Log Source Coverage
Log Source Coverage provides a Gantt-style visualization of which log sources are present across your timeline, their time spans, and event counts — helping you identify collection gaps and verify evidence completeness.
Opening Log Source Coverage
- Menu: Tools > Log Sources
Configuration
Source Column
Select the column that identifies your log sources. The dropdown auto-detects and suggests common source columns:
| Auto-Detected Pattern | Typical Tool |
|---|---|
Provider | EvtxECmd, EVTX |
Channel | EvtxECmd, EVTX |
source / Source / _Source | Plaso, merged timelines |
data_type / DataType | Plaso |
parser | Plaso |
log_source | Generic |
EventLog | Hayabusa, Chainsaw |
SourceName / SourceLong | EvtxECmd |
ArtifactName | KAPE tools |
sourcetype | Splunk exports |
Other columns are available below the suggested list.
Timestamp Column
Select which timestamp column to use for time span calculation from your detected timestamp columns.
What It Shows
After analysis, the coverage map displays each log source as a horizontal row with:
- Source name — the log source identifier (clickable)
- Gantt bar — visual bar spanning from the source's earliest to latest event, scaled to the global timeline range. Bar color uses heatmap intensity based on event count percentile
- Event count — total events for that source
- Time range — earliest and latest timestamps (YYYY-MM-DD HH:MM format)
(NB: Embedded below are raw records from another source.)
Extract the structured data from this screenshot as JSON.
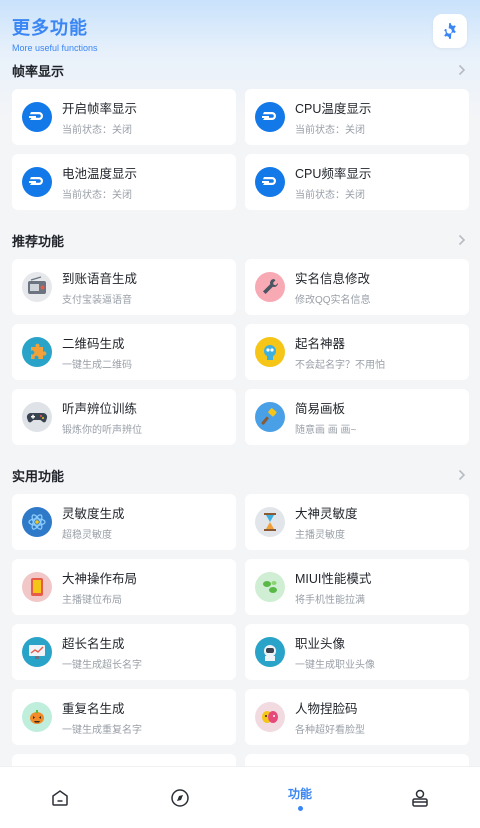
{
  "header": {
    "title": "更多功能",
    "subtitle": "More useful functions"
  },
  "sections": [
    {
      "label": "帧率显示"
    },
    {
      "label": "推荐功能"
    },
    {
      "label": "实用功能"
    }
  ],
  "frame_cards": [
    {
      "title": "开启帧率显示",
      "status": "当前状态：关闭",
      "icon": "dashboard-icon"
    },
    {
      "title": "CPU温度显示",
      "status": "当前状态：关闭",
      "icon": "dashboard-icon"
    },
    {
      "title": "电池温度显示",
      "status": "当前状态：关闭",
      "icon": "dashboard-icon"
    },
    {
      "title": "CPU频率显示",
      "status": "当前状态：关闭",
      "icon": "dashboard-icon"
    }
  ],
  "recommend_cards": [
    {
      "title": "到账语音生成",
      "desc": "支付宝装逼语音",
      "icon": "radio-icon"
    },
    {
      "title": "实名信息修改",
      "desc": "修改QQ实名信息",
      "icon": "wrench-icon"
    },
    {
      "title": "二维码生成",
      "desc": "一键生成二维码",
      "icon": "qr-puzzle-icon"
    },
    {
      "title": "起名神器",
      "desc": "不会起名字？不用怕",
      "icon": "brain-icon"
    },
    {
      "title": "听声辨位训练",
      "desc": "锻炼你的听声辨位",
      "icon": "gamepad-icon"
    },
    {
      "title": "简易画板",
      "desc": "随意画 画 画~",
      "icon": "brush-icon"
    }
  ],
  "utility_cards": [
    {
      "title": "灵敏度生成",
      "desc": "超稳灵敏度",
      "icon": "atom-icon"
    },
    {
      "title": "大神灵敏度",
      "desc": "主播灵敏度",
      "icon": "hourglass-icon"
    },
    {
      "title": "大神操作布局",
      "desc": "主播键位布局",
      "icon": "tablet-icon"
    },
    {
      "title": "MIUI性能模式",
      "desc": "将手机性能拉满",
      "icon": "leaf-icon"
    },
    {
      "title": "超长名生成",
      "desc": "一键生成超长名字",
      "icon": "monitor-chart-icon"
    },
    {
      "title": "职业头像",
      "desc": "一键生成职业头像",
      "icon": "astronaut-icon"
    },
    {
      "title": "重复名生成",
      "desc": "一键生成重复名字",
      "icon": "pumpkin-icon"
    },
    {
      "title": "人物捏脸码",
      "desc": "各种超好看脸型",
      "icon": "mask-icon"
    }
  ],
  "tabs": [
    {
      "label": "",
      "icon": "home-icon"
    },
    {
      "label": "",
      "icon": "compass-icon"
    },
    {
      "label": "功能",
      "icon": ""
    },
    {
      "label": "",
      "icon": "profile-icon"
    }
  ],
  "colors": {
    "accent": "#3a86f4",
    "text": "#1f2329",
    "subtext": "#9aa0a8",
    "dash_blue": "#1479e8"
  }
}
- Duration — time span of that source's data, formatted as minutes, hours, or days (e.g.,
45m,3h 20m,2d 5h)
Sources are sorted by event count descending by default, placing the most active sources at the top.
Summary Cards
Two metrics appear above the results:
- Log sources — number of distinct sources detected
- Total events — total events across all sources
Click-to-Filter
Click any source row to filter the main data grid to events from that source only. This provides a fast workflow for investigating individual log sources.
Identifying Gaps
Coverage gaps are visually apparent as missing or short bars compared to the global timeline span. Common patterns:
| Gap Pattern | Possible Cause |
|---|---|
| Single source goes dark while others continue | Log tampering, service stopped |
| All sources go dark simultaneously | System offline, power loss |
| Source starts later than others | Collection began after incident |
| Source ends earlier than others | Collection stopped prematurely |
| Source has a narrow bar despite long timeline | Intermittent logging, rotation issues |
Filter Awareness
Log source coverage respects all active filters — column filters, checkbox filters, date range filters, search terms, advanced filters, and bookmark filters. This lets you analyze coverage within a specific time window or for a subset of events.
Investigation Workflow
- Open Log Source Coverage to get the big picture of your data
- Identify any gaps in expected log sources
- Cross-reference with Gap Analysis for precise gap timestamps
- Verify whether gaps align with known maintenance windows or are suspicious
- Click sources of interest to drill into their events
Tips
Evidence Validation
Run coverage analysis early in your investigation to ensure you have complete data before drawing conclusions. Missing log sources can lead to incorrect timelines.
Multi-Source Correlation
When merging multiple timelines, check coverage to ensure overlapping time ranges. Sources that don't overlap in time provide limited correlation value.
Compare Host-by-Host
In merged multi-host timelines, filter to each host before running coverage analysis. This reveals per-host collection quality and helps identify hosts with incomplete evidence.